A possible solution can be through programming the oracle system on a “may” and “should” coded system. During the execution of the trigger mechanism, “may” would ask for confirmation, and “should” would automatically trigger the execution. Again, the parties must agree beforehand the conditions would fall under each category to avoid ambiguity.

Strategic alliance

It is imperative that businesses can move beyond challenges related to talent and smart contract model innovation by forging strategic partnerships with experts in the space. They need to make an informed decision on partnering with the smart contract startup ecosystem. This can be prominently used in the financial industry where banks and insurers can develop an understanding and strategically align the transaction structure that helps both the parties constructively and strategically.

Further, the government can align its objectives with private entities and collaborate to make the laid-back administrative system more efficient.

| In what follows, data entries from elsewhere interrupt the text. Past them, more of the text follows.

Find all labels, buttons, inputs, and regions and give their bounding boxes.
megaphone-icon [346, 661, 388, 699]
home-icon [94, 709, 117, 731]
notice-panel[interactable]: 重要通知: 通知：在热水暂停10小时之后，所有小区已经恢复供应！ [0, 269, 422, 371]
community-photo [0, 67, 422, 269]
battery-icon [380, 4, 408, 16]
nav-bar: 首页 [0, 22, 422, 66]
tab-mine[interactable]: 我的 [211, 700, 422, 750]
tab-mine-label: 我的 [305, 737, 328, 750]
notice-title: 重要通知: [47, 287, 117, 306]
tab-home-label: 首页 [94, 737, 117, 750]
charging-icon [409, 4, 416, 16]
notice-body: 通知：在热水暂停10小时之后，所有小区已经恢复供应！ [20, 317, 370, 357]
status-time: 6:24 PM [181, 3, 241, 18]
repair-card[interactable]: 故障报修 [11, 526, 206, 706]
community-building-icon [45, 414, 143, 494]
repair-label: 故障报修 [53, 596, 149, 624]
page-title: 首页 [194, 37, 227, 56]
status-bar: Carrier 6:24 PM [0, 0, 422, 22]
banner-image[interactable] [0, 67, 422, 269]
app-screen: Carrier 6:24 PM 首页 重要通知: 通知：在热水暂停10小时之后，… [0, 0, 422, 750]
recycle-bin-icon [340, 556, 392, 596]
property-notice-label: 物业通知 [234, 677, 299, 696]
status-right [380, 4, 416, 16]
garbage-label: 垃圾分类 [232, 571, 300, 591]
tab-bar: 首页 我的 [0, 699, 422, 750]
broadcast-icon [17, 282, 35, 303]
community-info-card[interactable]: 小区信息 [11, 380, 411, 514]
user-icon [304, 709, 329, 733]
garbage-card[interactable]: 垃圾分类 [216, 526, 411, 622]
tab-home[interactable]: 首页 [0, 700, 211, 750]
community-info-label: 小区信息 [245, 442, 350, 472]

This would also build trust in the eyes of the community and attract more investors.

Creating a talent pool

Creating a talent pool will solve the problem of lack of awareness about the subject matter. The first step businesses need to undertake is to form an internal team focused to understand the technology, its impact, and areas of usage. Employees can also be sent for external conferences and industry working groups or internal knowledge sessions and Hackathons to gain and exchange relevant knowledge. In foreign countries, some firms even include Smart Contracts and the blockchain industry as part of their strategic investment.


Smart Contracts today can be compared to what the Internet was in the early 1990s. While we have witnessed how the ‘Internet of Information’ has changed our society over the past two decades, we are now entering a phase where Smart Contracts and the blockchain industry may do the same by ushering in a new paradigm comprising ‘Internet of Trust’ and ‘Internet of Efficiency’.

The presence of Smart Contracts can be seen today in maintaining clocks, escrow, ledgers, sensors, death certificates, land registries, maintaining registers, and more so through distributed technologies. Although followed by a lack of legal, structural, and social backing, businesses would need to adapt the Smart Contracts by carefully evaluating the needs, amending the prevalent structural models, strategic alliance for mutual benefits, and creating a talent pool.

However, given the current state of affairs, it is safe to say that the use of Smart Contracts won’t be a smart move.